Mein Papa hat oft davon erzählt, wie sie als Kinder mit dem Schlitten vom Gang (Balkon) herunter gefahren sind, weil soviel Schnee da war. Der Mutter hatte das nicht gefallen, weil sie natürlich mit dem Schlitten und waschelnass unten durch die Tenne ins Haus hinein und oben zur Gangtür wieder hinausgesaust sind. Bei dieser Gelegenheit haben sie dann auch gleich den „Gendarm“ eingegraben. Der Gendarm war eine von ein paar Handpuppen für´s Kasperltheater, mit denen sie gern gespielt haben, aber der Gendarm war ihnen zuwider. Wenn er im Frühling unter dem Schneehaufen wieder zum Vorschein kam, dann wurde er so lange den Sommer über im Wassertrog ertränkt, bis er eines Tages verschwunden ist.

Das Haus meiner Väter schmiegt sich ganz elegant an den Nordhang des Tales. Es hat kleine Fenster, durch die man die Sonne vom Aufgang über den Bergen hinter Salzburg ums Haus wandern sieht, bis sie im Westen als roter Ball ihrem Untergang entgegensinkt. Den Sonnenuntergang sehen wir leider nicht mehr, seit der Nachbar vor sein altes Bauernhaus einen Klotz hingestellt hat, der alles überragt.

Das Haus meiner Väter ist über 250 Jahre alt und wurde so gebaut, daß es bisher aller Wetterunbill getrotzt hat. Der Dachstuhl ist immer noch gut in Ordnung, schwer und behäbig, aus Holz gebaut, das zum richtigen Zeitpunkt geschlagen und gelagert wurde und das Dach hat ausgehalten, auch in schweren Zeiten und unter großen Lasten. Die roten Schindeln waren irgendwann kaputt und der Vater hat in den Siebzigerjahren beim Neueindecken einen großen, folgereichen Fehler gemacht, er hat sich zu einem Eternitdach überreden lassen. Das war die günstigste Möglichkeit und von Giftstoffen hat auch noch niemand gesprochen damals. Jetzt sind die  Eternitplatten mehr oder weniger porös und deshalb darf auch niemand raufgehen zum Schneeräumen. Die ganze Dachangelegenheit , es handelt sich da immerhin um ein paar hundert qm, kostet mit allem Drum und Dran und Entsorgung des Eternits nach neuer Berechnung um die 100000,- Euro. Und es tritt der Fall ein, daß das Haus verkauft werden muß, um es zu retten. So schaut´s aus. Selbstverständlich steht es unter Denkmalschutz, aber es gibt so gut wie kein Geld mehr zum Renovieren, die Kassen sind angeblich leer.

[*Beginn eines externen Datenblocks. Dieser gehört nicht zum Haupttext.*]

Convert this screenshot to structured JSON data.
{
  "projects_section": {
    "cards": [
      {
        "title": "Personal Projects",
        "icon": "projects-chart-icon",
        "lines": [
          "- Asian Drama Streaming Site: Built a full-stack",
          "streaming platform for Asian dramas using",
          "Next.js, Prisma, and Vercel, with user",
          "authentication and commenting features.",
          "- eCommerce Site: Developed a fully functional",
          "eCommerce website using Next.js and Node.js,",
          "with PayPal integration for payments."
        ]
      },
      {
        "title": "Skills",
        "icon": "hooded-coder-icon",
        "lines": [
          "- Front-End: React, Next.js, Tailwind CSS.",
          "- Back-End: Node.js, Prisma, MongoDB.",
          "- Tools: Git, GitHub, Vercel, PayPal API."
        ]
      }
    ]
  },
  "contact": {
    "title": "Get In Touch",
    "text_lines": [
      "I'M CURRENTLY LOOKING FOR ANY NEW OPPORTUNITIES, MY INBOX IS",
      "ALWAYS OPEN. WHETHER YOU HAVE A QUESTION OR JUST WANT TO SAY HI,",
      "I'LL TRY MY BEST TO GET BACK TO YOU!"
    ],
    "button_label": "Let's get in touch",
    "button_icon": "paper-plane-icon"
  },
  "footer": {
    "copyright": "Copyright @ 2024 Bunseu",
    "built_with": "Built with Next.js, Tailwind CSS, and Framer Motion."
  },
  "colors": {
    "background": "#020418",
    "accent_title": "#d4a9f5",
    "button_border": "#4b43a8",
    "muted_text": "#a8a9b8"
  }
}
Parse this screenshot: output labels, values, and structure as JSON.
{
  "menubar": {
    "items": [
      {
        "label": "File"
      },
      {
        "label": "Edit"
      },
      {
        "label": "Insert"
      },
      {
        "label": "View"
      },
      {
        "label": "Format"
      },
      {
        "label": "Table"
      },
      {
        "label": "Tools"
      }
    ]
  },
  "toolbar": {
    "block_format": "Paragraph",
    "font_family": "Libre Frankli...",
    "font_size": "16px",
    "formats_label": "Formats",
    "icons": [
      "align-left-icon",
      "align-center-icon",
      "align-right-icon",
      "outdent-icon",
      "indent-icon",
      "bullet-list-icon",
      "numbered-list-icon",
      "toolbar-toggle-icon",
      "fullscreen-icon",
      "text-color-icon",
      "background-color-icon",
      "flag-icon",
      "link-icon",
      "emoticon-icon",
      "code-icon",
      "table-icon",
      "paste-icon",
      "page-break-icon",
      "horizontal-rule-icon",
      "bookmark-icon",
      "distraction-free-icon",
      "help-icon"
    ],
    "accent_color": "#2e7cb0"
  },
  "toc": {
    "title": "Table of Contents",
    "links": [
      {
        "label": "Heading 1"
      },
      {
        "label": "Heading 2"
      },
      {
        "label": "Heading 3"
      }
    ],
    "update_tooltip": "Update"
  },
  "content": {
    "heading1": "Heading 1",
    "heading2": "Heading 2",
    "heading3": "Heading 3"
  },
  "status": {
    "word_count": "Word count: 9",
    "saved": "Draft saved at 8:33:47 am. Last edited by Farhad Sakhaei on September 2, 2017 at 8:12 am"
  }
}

Manchmal träum ich davon, daß es womöglich irgendwo einen Menschen gibt, der sein vieles Geld nicht auf die Bank tragen will, sondern für seine Kinder altes Kulturgut erhalten will, dort, wo es entstand und bewohnt wird und nicht als leere Kulisse im Bauernhausmuseum. Naja, gut geträumt, wir werden sehen, wie es weitergeht. Wenn wir verkaufen, dann nur auf Leibrente, denn wir wollen in diesem wunderbaren und ehrwürdigen Haus wohnen bleiben.

Der Winter ist lang noch nicht vorbei, aber wenn von einer derzeitigen leichten Entspannung im großen Chaos gesprochen werden kann, dann ganz sicher nicht nur deshalb, weil es jetzt paar Tage geregnet hat, sondern hauptsächlich, weil viele liebe Menschen warme Gedanken geschickt haben, die zwar das Dach nicht reparieren, aber alles alles leichter machen in der Not einer existentiellen Bedrohung. Habt meinen Herzensdank dafür, daß ich so manch einem von Euch in stets löwischer Dramatik mein Herz ausschütten durfte und Ihr auch meine dunkle Seite ertragen habt.

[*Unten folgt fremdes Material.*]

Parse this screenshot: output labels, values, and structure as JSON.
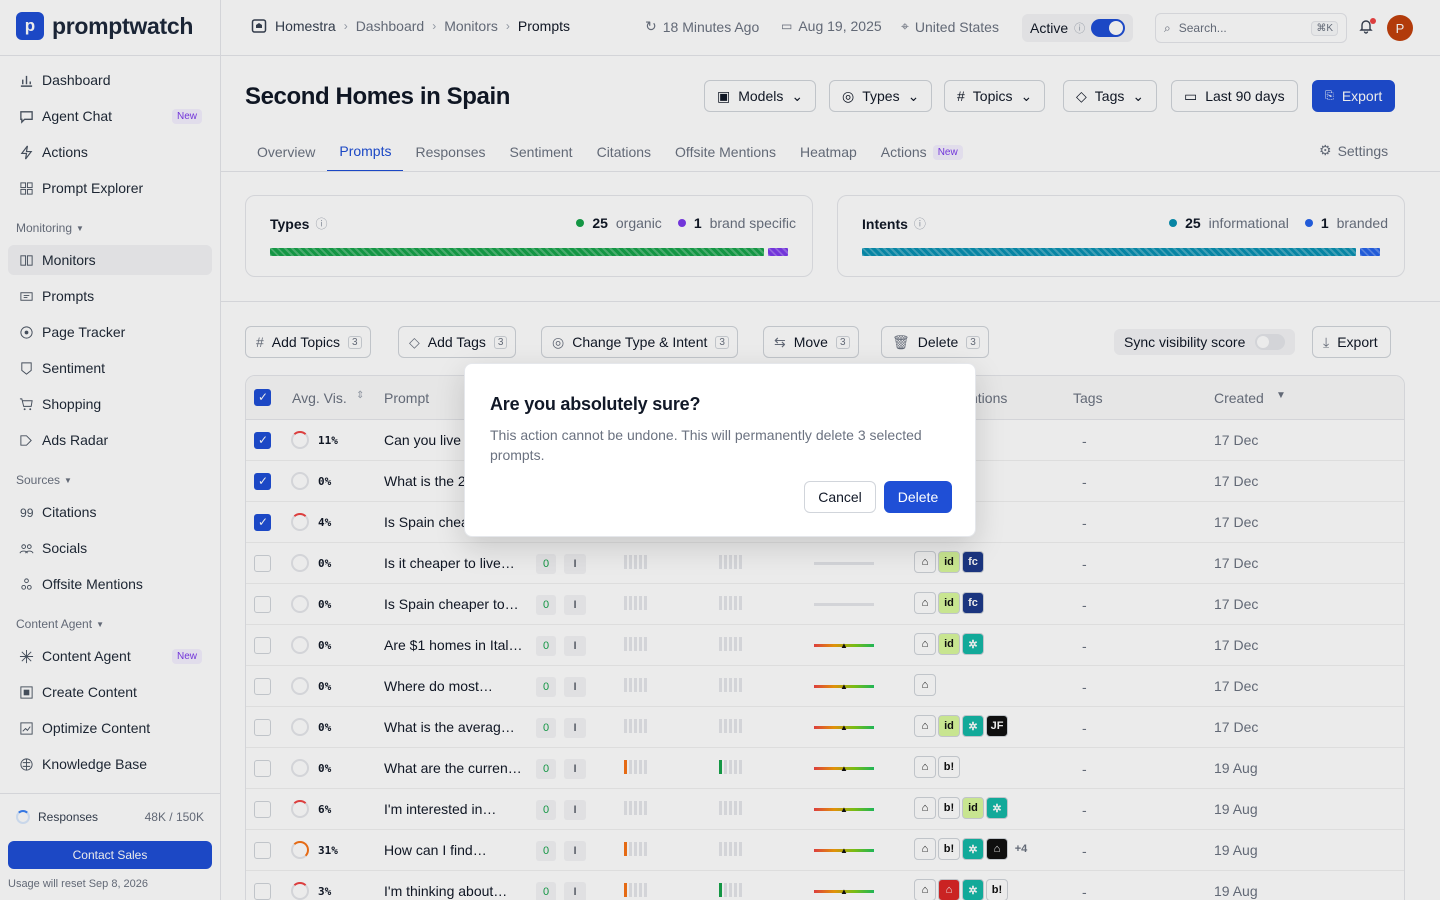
{
  "app": {
    "logo_text": "promptwatch",
    "logo_mark": "p"
  },
  "sidebar": {
    "items": [
      {
        "label": "Dashboard",
        "icon": "bar-chart-icon"
      },
      {
        "label": "Agent Chat",
        "icon": "chat-icon",
        "badge": "New"
      },
      {
        "label": "Actions",
        "icon": "bolt-icon"
      },
      {
        "label": "Prompt Explorer",
        "icon": "grid-icon"
      }
    ],
    "monitoring_label": "Monitoring",
    "monitoring_items": [
      {
        "label": "Monitors",
        "icon": "monitors-icon"
      },
      {
        "label": "Prompts",
        "icon": "prompts-icon"
      },
      {
        "label": "Page Tracker",
        "icon": "page-tracker-icon"
      },
      {
        "label": "Sentiment",
        "icon": "sentiment-icon"
      },
      {
        "label": "Shopping",
        "icon": "cart-icon"
      },
      {
        "label": "Ads Radar",
        "icon": "ads-icon"
      }
    ],
    "sources_label": "Sources",
    "sources_items": [
      {
        "label": "Citations",
        "icon": "quote-icon"
      },
      {
        "label": "Socials",
        "icon": "socials-icon"
      },
      {
        "label": "Offsite Mentions",
        "icon": "offsite-icon"
      }
    ],
    "content_label": "Content Agent",
    "content_items": [
      {
        "label": "Content Agent",
        "icon": "sparkle-icon",
        "badge": "New"
      },
      {
        "label": "Create Content",
        "icon": "create-icon"
      },
      {
        "label": "Optimize Content",
        "icon": "optimize-icon"
      },
      {
        "label": "Knowledge Base",
        "icon": "brain-icon"
      }
    ],
    "usage": {
      "label": "Responses",
      "count": "48K / 150K"
    },
    "contact_label": "Contact Sales",
    "reset_text": "Usage will reset Sep 8, 2026"
  },
  "topbar": {
    "breadcrumb": [
      "Homestra",
      "Dashboard",
      "Monitors",
      "Prompts"
    ],
    "updated": "18 Minutes Ago",
    "date": "Aug 19, 2025",
    "country": "United States",
    "status": "Active",
    "search_placeholder": "Search...",
    "shortcut": "⌘K",
    "avatar_initial": "P"
  },
  "page": {
    "title": "Second Homes in Spain",
    "filters": [
      "Models",
      "Types",
      "Topics",
      "Tags"
    ],
    "date_range": "Last 90 days",
    "export_label": "Export"
  },
  "tabs": [
    "Overview",
    "Prompts",
    "Responses",
    "Sentiment",
    "Citations",
    "Offsite Mentions",
    "Heatmap",
    "Actions"
  ],
  "tab_actions_badge": "New",
  "settings_label": "Settings",
  "types_card": {
    "title": "Types",
    "a_count": "25",
    "a_label": "organic",
    "b_count": "1",
    "b_label": "brand specific",
    "a_value": 25,
    "b_value": 1,
    "a_color": "#16a34a",
    "b_color": "#7c3aed"
  },
  "intents_card": {
    "title": "Intents",
    "a_count": "25",
    "a_label": "informational",
    "b_count": "1",
    "b_label": "branded",
    "a_value": 25,
    "b_value": 1,
    "a_color": "#0891b2",
    "b_color": "#2563eb"
  },
  "actions": {
    "add_topics": "Add Topics",
    "add_tags": "Add Tags",
    "change_type": "Change Type & Intent",
    "move": "Move",
    "delete": "Delete",
    "selected_count": "3",
    "sync_label": "Sync visibility score",
    "export": "Export"
  },
  "table": {
    "headers": {
      "vis": "Avg. Vis.",
      "prompt": "Prompt",
      "mentions": "ntions",
      "tags": "Tags",
      "created": "Created"
    },
    "rows": [
      {
        "checked": true,
        "vis": "11%",
        "vis_pct": 11,
        "prompt": "Can you live",
        "created": "17 Dec",
        "tags": "-"
      },
      {
        "checked": true,
        "vis": "0%",
        "vis_pct": 0,
        "prompt": "What is the 2",
        "created": "17 Dec",
        "tags": "-"
      },
      {
        "checked": true,
        "vis": "4%",
        "vis_pct": 4,
        "prompt": "Is Spain chea",
        "created": "17 Dec",
        "tags": "-"
      },
      {
        "checked": false,
        "vis": "0%",
        "vis_pct": 0,
        "prompt": "Is it cheaper to live…",
        "created": "17 Dec",
        "tags": "-"
      },
      {
        "checked": false,
        "vis": "0%",
        "vis_pct": 0,
        "prompt": "Is Spain cheaper to…",
        "created": "17 Dec",
        "tags": "-"
      },
      {
        "checked": false,
        "vis": "0%",
        "vis_pct": 0,
        "prompt": "Are $1 homes in Ital…",
        "created": "17 Dec",
        "tags": "-"
      },
      {
        "checked": false,
        "vis": "0%",
        "vis_pct": 0,
        "prompt": "Where do most…",
        "created": "17 Dec",
        "tags": "-"
      },
      {
        "checked": false,
        "vis": "0%",
        "vis_pct": 0,
        "prompt": "What is the averag…",
        "created": "17 Dec",
        "tags": "-"
      },
      {
        "checked": false,
        "vis": "0%",
        "vis_pct": 0,
        "prompt": "What are the curren…",
        "created": "19 Aug",
        "tags": "-"
      },
      {
        "checked": false,
        "vis": "6%",
        "vis_pct": 6,
        "prompt": "I'm interested in…",
        "created": "19 Aug",
        "tags": "-"
      },
      {
        "checked": false,
        "vis": "31%",
        "vis_pct": 31,
        "prompt": "How can I find…",
        "created": "19 Aug",
        "tags": "-"
      },
      {
        "checked": false,
        "vis": "3%",
        "vis_pct": 3,
        "prompt": "I'm thinking about…",
        "created": "19 Aug",
        "tags": "-"
      }
    ],
    "count_zero": "0",
    "intent_letter": "I",
    "more_label": "+4"
  },
  "dialog": {
    "title": "Are you absolutely sure?",
    "body": "This action cannot be undone. This will permanently delete 3 selected prompts.",
    "cancel": "Cancel",
    "confirm": "Delete"
  }
}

Der Winter ist wahrlich noch nicht vorbei, in den Landkreisen ringsherum herrscht immer noch der Katastrophenfall, es wird dringendst gewarnt, den Straßen in die Berge hinein fernzubleiben, überall gehen die Lawinen ab oder werden künstlich ausgelöst, es gibt Hubschraubereinsätze und Evakuierungen … und gleichzeitig wollen aber die Skigebiete auf ihre Kosten kommen und werben mit sicheren Pisten und es gibt natürlich trotzdem die Weltmeisterschaft im Bobfahren in Königsee und den ganzen Partyzauber drumherum … was für eine verrückte Welt, nicht wahr?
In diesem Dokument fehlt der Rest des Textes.